Certain creatures have been known to hide.
Naked mole rats. Slow lorises.
Scared cats. Scared humans.
Two autumns ago, amidst the chaos of Snowtober, Tabby’s Place wrested Jeannette and Melanie out of hiding. Along with their six adoptive siblings, these elderly ladies had suddenly joined the Tabby’s Place family through the Guardian Angel Program. Bereaved of their beloved dad, advanced in years, and entirely unsure of what we were all about, the girls hid.
However, for cats who aren’t so shy that their name is Shy, hiding generally loses its appeal. So it happened for the two old girls. We rejoiced to see them play and explore and roll around in the brave new world of Suite B.
Then came the delicious opposite of hiding: adoption. When gentle Melanie found her home, we would have thrown a fiesta if the sound of our singing wouldn’t have sent her back into hiding. Once again, she had a person. Once again, she was wanted and chosen and claimed.
Until, once again, she wasn’t.
The news crashed over us: Melanie “hid too much.” Her new person did not want a cat who was “under the bed all the time.”
I can smell the smoke coming out of your ears. I can see your exasperated comments forming now. But hold on now.
Maybe Melanie’s adopter was weary of joy that hides. I wonder if her own happiness had been hiding from her grasp for far too long, peeking out in glints and glimpses she could never touch. Perhaps she desperately needed a purring balm for her sorrow. Weary of the search for a hope she couldn’t hold, she just couldn’t bear a cat who eluded her reach.
We weren’t there. We didn’t know her ache. And so, no questions asked, Melanie came back.
Melanie is still back, still serene at Tabby’s Place, and not hiding one bit these days. We believe she’ll find her home yet. We believe she’ll dare to emerge next time. When something is right, you don’t hide forever.

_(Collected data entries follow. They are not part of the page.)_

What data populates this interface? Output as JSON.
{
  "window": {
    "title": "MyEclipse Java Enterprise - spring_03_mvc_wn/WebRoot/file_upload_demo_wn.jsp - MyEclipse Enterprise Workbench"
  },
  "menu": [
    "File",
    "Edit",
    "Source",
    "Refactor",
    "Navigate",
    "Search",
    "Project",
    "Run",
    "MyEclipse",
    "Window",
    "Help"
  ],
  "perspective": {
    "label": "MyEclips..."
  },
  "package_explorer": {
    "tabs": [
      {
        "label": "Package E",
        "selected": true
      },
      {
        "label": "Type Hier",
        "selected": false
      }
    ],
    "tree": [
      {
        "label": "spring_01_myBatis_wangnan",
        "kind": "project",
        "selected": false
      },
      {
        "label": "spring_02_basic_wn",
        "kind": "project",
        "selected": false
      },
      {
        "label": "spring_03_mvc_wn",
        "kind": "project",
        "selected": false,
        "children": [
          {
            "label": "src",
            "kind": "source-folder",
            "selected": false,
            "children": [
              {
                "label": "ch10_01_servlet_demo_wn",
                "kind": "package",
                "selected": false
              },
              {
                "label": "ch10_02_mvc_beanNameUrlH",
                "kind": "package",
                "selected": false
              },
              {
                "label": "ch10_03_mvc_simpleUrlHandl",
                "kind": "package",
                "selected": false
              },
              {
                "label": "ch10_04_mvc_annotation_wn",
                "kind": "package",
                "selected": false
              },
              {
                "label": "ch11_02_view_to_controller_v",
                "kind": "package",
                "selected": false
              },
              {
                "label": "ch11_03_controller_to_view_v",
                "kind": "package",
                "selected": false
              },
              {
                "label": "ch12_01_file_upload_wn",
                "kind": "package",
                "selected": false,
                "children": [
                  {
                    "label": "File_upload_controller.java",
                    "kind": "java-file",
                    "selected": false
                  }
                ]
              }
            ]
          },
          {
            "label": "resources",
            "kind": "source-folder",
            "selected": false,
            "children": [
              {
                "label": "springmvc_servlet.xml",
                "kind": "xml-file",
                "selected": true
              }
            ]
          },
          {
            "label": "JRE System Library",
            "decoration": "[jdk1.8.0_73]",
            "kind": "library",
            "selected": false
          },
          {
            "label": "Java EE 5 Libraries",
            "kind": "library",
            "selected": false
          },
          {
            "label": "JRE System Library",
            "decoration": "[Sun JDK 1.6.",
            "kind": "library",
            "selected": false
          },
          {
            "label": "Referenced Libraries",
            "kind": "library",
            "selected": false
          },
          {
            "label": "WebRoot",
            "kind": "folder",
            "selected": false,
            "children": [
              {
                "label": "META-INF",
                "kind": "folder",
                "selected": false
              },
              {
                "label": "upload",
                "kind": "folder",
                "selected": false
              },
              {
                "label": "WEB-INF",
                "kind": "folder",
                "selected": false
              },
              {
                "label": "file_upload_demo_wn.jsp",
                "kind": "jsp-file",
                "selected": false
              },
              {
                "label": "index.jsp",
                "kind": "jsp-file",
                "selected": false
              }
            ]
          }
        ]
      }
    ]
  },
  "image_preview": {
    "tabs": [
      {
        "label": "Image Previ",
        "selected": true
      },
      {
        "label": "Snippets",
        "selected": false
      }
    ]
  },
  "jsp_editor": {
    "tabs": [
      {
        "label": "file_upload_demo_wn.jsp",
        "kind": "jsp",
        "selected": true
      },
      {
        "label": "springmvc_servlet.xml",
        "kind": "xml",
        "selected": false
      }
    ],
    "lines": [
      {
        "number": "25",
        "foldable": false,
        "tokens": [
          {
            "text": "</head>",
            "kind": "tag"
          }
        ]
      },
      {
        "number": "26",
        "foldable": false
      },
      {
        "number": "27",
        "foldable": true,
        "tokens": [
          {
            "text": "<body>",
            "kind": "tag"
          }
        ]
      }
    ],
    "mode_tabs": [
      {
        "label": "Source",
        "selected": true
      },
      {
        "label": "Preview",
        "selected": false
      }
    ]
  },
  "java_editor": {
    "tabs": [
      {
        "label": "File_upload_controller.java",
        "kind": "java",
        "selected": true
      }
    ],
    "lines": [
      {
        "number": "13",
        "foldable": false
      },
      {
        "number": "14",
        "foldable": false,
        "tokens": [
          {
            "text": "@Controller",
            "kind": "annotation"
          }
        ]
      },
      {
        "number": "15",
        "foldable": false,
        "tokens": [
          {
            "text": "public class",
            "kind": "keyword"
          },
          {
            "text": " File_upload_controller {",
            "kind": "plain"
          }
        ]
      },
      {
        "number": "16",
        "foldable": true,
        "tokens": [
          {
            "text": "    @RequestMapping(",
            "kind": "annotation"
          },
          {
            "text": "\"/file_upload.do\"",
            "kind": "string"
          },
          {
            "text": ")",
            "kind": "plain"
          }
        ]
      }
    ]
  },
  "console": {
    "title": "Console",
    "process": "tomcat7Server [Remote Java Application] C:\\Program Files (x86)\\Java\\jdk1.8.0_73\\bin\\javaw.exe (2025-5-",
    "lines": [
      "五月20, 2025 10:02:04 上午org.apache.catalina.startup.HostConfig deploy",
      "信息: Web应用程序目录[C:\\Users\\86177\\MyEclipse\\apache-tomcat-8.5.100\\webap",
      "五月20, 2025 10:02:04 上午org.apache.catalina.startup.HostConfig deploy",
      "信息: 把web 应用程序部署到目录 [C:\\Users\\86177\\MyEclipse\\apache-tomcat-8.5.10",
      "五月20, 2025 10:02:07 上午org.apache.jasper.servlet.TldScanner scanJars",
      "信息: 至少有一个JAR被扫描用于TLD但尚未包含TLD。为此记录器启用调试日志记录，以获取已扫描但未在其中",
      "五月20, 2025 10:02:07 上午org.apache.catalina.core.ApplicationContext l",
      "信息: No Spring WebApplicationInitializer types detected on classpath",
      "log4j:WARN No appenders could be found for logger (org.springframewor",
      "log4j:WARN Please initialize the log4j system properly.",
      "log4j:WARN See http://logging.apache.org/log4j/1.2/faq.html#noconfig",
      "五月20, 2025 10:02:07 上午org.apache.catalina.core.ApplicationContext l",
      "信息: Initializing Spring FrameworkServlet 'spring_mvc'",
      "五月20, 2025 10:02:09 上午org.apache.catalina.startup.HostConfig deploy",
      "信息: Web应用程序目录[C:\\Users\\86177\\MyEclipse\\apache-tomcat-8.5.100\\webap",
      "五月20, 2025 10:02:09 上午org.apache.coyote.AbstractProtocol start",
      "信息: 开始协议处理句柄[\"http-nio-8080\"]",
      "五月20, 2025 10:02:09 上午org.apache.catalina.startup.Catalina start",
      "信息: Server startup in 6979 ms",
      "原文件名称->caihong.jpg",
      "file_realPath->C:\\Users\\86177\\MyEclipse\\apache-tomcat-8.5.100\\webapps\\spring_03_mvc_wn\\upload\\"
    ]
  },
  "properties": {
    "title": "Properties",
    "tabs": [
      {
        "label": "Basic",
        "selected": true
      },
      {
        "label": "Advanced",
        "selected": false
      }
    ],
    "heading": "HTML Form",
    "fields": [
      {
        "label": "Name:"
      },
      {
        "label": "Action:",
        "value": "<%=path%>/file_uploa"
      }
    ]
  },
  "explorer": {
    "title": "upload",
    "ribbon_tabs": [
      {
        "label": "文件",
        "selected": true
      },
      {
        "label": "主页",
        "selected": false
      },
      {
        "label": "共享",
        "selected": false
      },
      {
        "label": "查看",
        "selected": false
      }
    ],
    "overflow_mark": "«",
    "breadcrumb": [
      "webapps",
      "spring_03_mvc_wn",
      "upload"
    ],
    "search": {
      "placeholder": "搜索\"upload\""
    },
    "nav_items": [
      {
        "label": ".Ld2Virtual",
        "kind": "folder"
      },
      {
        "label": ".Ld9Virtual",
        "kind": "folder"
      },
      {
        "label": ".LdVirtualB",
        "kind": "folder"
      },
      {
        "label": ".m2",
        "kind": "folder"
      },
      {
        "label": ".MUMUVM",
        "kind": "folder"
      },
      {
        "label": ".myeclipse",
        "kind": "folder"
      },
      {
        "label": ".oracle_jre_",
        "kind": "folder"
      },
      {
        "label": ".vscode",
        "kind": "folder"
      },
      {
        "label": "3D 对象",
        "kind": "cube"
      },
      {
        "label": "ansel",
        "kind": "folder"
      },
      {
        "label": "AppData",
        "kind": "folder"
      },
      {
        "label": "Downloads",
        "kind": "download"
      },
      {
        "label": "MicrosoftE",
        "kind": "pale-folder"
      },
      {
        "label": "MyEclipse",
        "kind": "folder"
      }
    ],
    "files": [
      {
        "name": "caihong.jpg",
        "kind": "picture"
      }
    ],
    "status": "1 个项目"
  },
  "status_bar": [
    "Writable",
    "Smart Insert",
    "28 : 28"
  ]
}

But in the meantime, Melanie’s lady-in-waiting, big-eyed Jeannette, may offer a taste of bold inspiration. Here I hand things off to Jeannette’s own adopter:
“When we first adopted her, Jeannette was so shy that we renamed her Hide-y.
“But Hide-y has been with us a little over a year, and, as you can see has become quite comfortable taking over the house. We adore her, and I know in my heart she was at Tabby’s Place so long just waiting for us to adopt her. She has just recently warmed up to my husband and will sit by his side on sofa or on the bed.
“She is so funny. Every time she hears the fridge door open, she is at her dish looking for food. Her favorite thing to do is to drag her fishing pole all over the house, including up & down the stairs.”
Her favorite thing, it seems to me, is to be where she belongs, free and seen and held and fully alive.
When it’s right, we don’t hide forever. And eventually, even elusive joy finds us all.